Paradise Valley, my husband often jokes, is heaven only for real estate agents. Opulent log “cabins” crowd the banks of the Yellowstone River, and working family ranches can be counted on fewer fingers every year. Yet these changes seem secondary to the common foundation of our lives: the rise and fall of the river, the seasonal pace of wildlife migrations, fires in the mountains and commerce in the valley.

But like many communities in Montana, we may soon sharing our backyard with a new set of neighbors, and the changes these folks bring will not be so benign. Until recently, the oil and gas industry has been the source of horror stories from Wyoming, Colorado and New Mexico: the names of towns like Pinedale, Rifle and Farmington have become shorthand for cautionary tales told with a “thank-God-it’s-not-us” undertone.

But with advances in horizontal drilling and hydraulic fracturing that literally wring gas from rock, places that previously were uneconomical to drill are now good bets. Instead of the ocean beds so catastrophically explored by BP in the Gulf of Mexico, Montana offers geologic frontiers like the Bakken basin, an oil-bearing formation stretching from the Hi-Line to the Rocky Mountain Front. Alberta’s coalbed methane potential doesn’t stop at the Canadian border, while Halliburton is eyeing the Shields Valley, east ofBozeman, and ConocoPhillips has leases within sight of my backyard.

Before the drilling rigs arrive, it’s worth considering what it means to live in a gas patch. Imagine taking a walk up a hill around your town to where you can see the valley stretched out below. Add a gas well every 20 acres. Each well takes up an acre or two; most well pads have a pump and compressor that run 24 hours a day, seven days a week. Each well pad has a road, over which semi-sized water hauling and maintenance trucks travel every day. Each well has a pipeline connecting it to the larger world; every so often, you’ll see these pipelines come together at gathering stations, where there are more and bigger pipelines and compressors. All of this is lit at night. Put a refinery on the edge of town and a land-farm too, where petroleum-contaminated dirt goes to be rehabilitated, and you’ve got a full-blown gas field.

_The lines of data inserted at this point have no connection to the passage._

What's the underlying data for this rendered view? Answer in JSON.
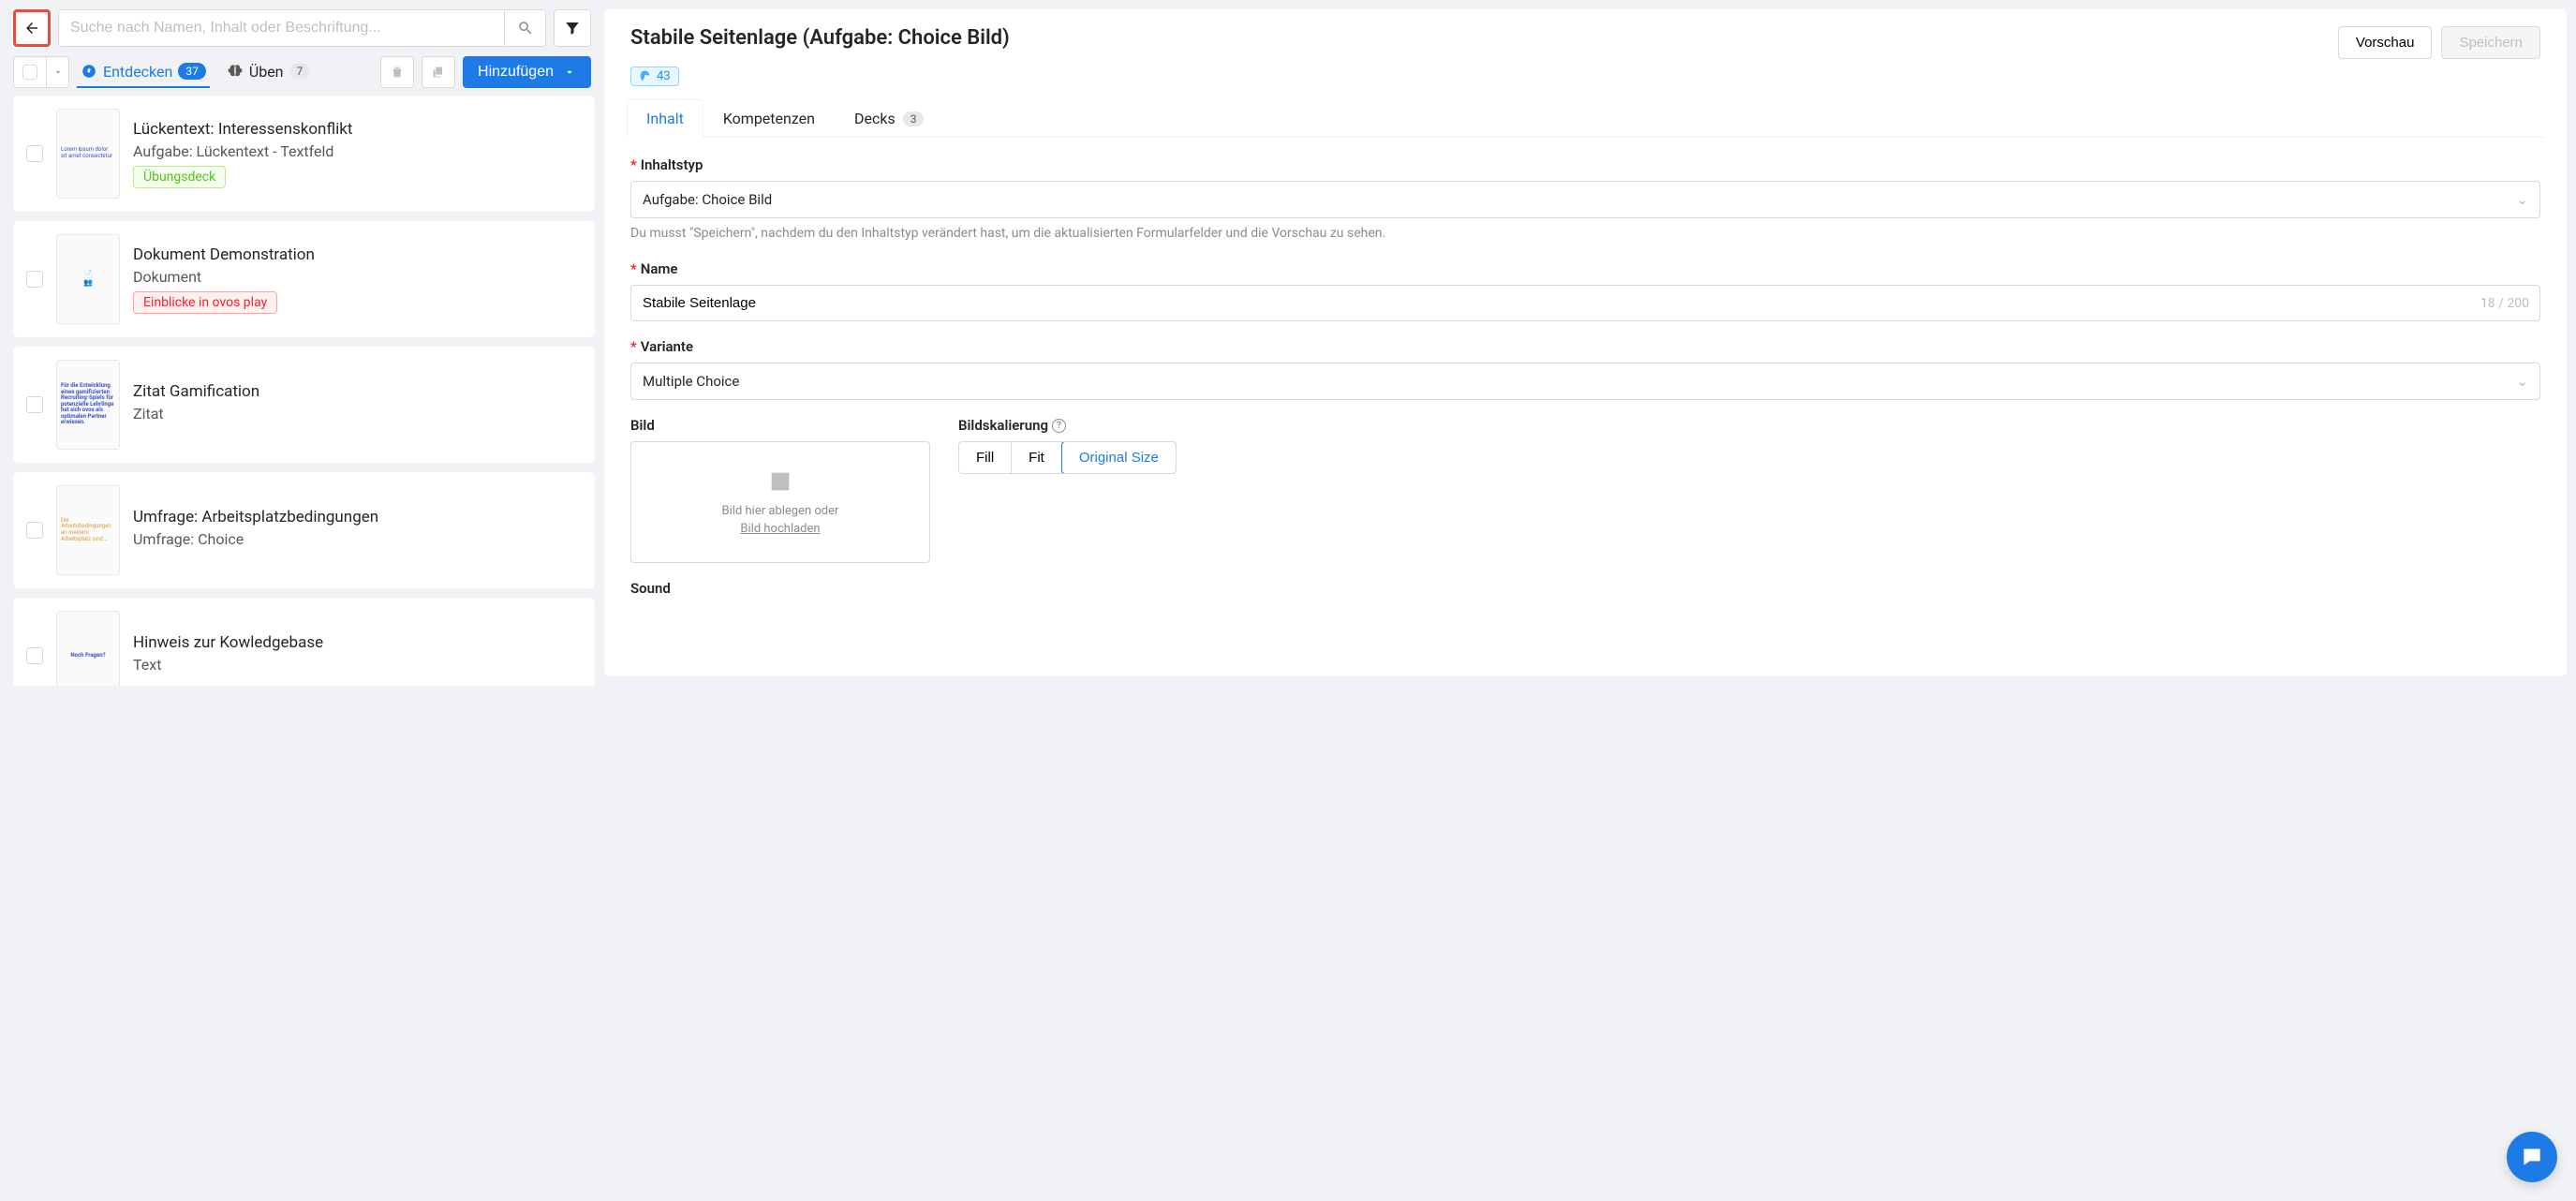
{
  "search": {
    "placeholder": "Suche nach Namen, Inhalt oder Beschriftung..."
  },
  "toolbar": {
    "tabs": [
      {
        "label": "Entdecken",
        "count": "37"
      },
      {
        "label": "Üben",
        "count": "7"
      }
    ],
    "add_label": "Hinzufügen"
  },
  "list": [
    {
      "title": "Lückentext: Interessenskonflikt",
      "sub": "Aufgabe: Lückentext - Textfeld",
      "tag": "Übungsdeck",
      "tag_variant": "green"
    },
    {
      "title": "Dokument Demonstration",
      "sub": "Dokument",
      "tag": "Einblicke in ovos play",
      "tag_variant": "red"
    },
    {
      "title": "Zitat Gamification",
      "sub": "Zitat",
      "tag": null
    },
    {
      "title": "Umfrage: Arbeitsplatzbedingungen",
      "sub": "Umfrage: Choice",
      "tag": null
    },
    {
      "title": "Hinweis zur Kowledgebase",
      "sub": "Text",
      "tag": null
    }
  ],
  "detail": {
    "title": "Stabile Seitenlage (Aufgabe: Choice Bild)",
    "preview_label": "Vorschau",
    "save_label": "Speichern",
    "fingerprint_count": "43",
    "tabs": [
      {
        "label": "Inhalt"
      },
      {
        "label": "Kompetenzen"
      },
      {
        "label": "Decks",
        "count": "3"
      }
    ],
    "form": {
      "content_type_label": "Inhaltstyp",
      "content_type_value": "Aufgabe: Choice Bild",
      "content_type_hint": "Du musst \"Speichern\", nachdem du den Inhaltstyp verändert hast, um die aktualisierten Formularfelder und die Vorschau zu sehen.",
      "name_label": "Name",
      "name_value": "Stabile Seitenlage",
      "name_count": "18 / 200",
      "variant_label": "Variante",
      "variant_value": "Multiple Choice",
      "image_label": "Bild",
      "image_drop": "Bild hier ablegen oder",
      "image_upload": "Bild hochladen",
      "scale_label": "Bildskalierung",
      "scale_options": [
        "Fill",
        "Fit",
        "Original Size"
      ],
      "scale_active": "Original Size",
      "sound_label": "Sound"
    }
  }
}
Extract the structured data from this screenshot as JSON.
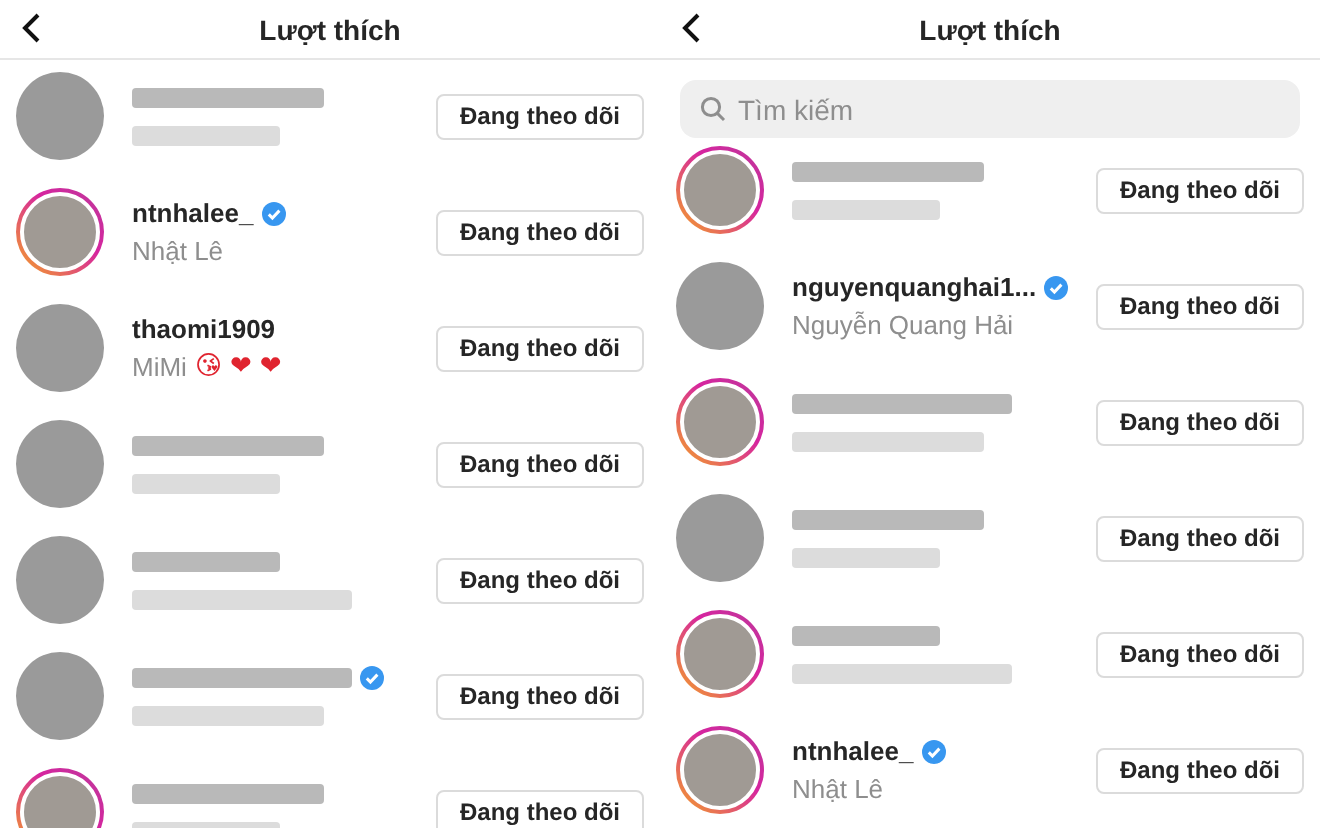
{
  "panels": [
    {
      "header": {
        "title": "Lượt thích"
      },
      "rows": [
        {
          "kind": "blurred",
          "story_ring": false,
          "verified": false,
          "button": "Đang theo dõi"
        },
        {
          "kind": "plain",
          "username": "ntnhalee_",
          "fullname": "Nhật Lê",
          "story_ring": true,
          "verified": true,
          "button": "Đang theo dõi"
        },
        {
          "kind": "plain",
          "username": "thaomi1909",
          "fullname": "MiMi",
          "emoji": [
            "😘",
            "❤",
            "❤"
          ],
          "story_ring": false,
          "verified": false,
          "button": "Đang theo dõi"
        },
        {
          "kind": "blurred",
          "story_ring": false,
          "verified": false,
          "button": "Đang theo dõi"
        },
        {
          "kind": "blurred",
          "story_ring": false,
          "verified": false,
          "button": "Đang theo dõi"
        },
        {
          "kind": "blurred",
          "story_ring": false,
          "verified": true,
          "button": "Đang theo dõi"
        },
        {
          "kind": "blurred",
          "story_ring": true,
          "verified": false,
          "button": "Đang theo dõi"
        }
      ]
    },
    {
      "header": {
        "title": "Lượt thích"
      },
      "search": {
        "placeholder": "Tìm kiếm"
      },
      "rows": [
        {
          "kind": "blurred",
          "story_ring": true,
          "verified": false,
          "button": "Đang theo dõi"
        },
        {
          "kind": "plain",
          "username": "nguyenquanghai1...",
          "fullname": "Nguyễn Quang Hải",
          "story_ring": false,
          "verified": true,
          "button": "Đang theo dõi"
        },
        {
          "kind": "blurred",
          "story_ring": true,
          "verified": false,
          "button": "Đang theo dõi"
        },
        {
          "kind": "blurred",
          "story_ring": false,
          "verified": false,
          "button": "Đang theo dõi"
        },
        {
          "kind": "blurred",
          "story_ring": true,
          "verified": false,
          "button": "Đang theo dõi"
        },
        {
          "kind": "plain",
          "username": "ntnhalee_",
          "fullname": "Nhật Lê",
          "story_ring": true,
          "verified": true,
          "button": "Đang theo dõi"
        }
      ]
    }
  ]
}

What residents are left to weigh is a series of trade-offs. If the drilling starts, there will be a good-paying job for pretty much everyone who wants one. But mule deer, antelope and sage grouse will suffer, as will hunters and outfitters. Businesses in town will prosper, but we’ll lose our night skies and the distinctive silence of the backcountry.

Oil and gas companies are notoriously civic-minded in certain ways; we’ll have first-rate libraries and hospitals, recreation centers with indoor pools and tennis courts. Our arts centers will have plaques thanking Exxon, Encana or Yates Petroleum. But the character of our communities will change to accommodate the influx of roughnecks from all over the country, people who don’t have a long-term stake in things like whether the river gets contaminated or toxic reserve pits are properly cleaned up.

Of course, we can live with oil and gas; lots of people do. But the way we occupy this landscape will be forever altered, as the land itself is changed. The nation is attempting to balance its energy needs on the back of the Rocky Mountain West, and while there are a few places where people have said “not here” — the Rocky Mountain Front, New Mexico’s Valle Vidal and Gallisteo Basin — in most places people are losing the fight, largely because these changes come so subtly: a well here, a lease there. There was little opportunity to consider the larger consequences of full-scale oil and gas production.

That’s because our laws have evolved to favor energy development. The rights of landowners diminish with every step: When mineral ownership is severed from the land above, when an area is leased or that first well drilled, it becomes far more difficult to put on the brakes. States and counties can enact a few rules regarding setbacks from houses and schools or token payments for loss of use, but there’s no meaningful balance between surface and mineral rights.

When these issues go to court, mineral rights trump every time. If Montanans want a say in their future, the time to speak up is now.

Andrea Peacock is a contributor to Writers on the Range, a service of High Country News (hcn.org). She is a 2010 Alicia Patterson Foundation fellow and lives south of Livingston, Montana.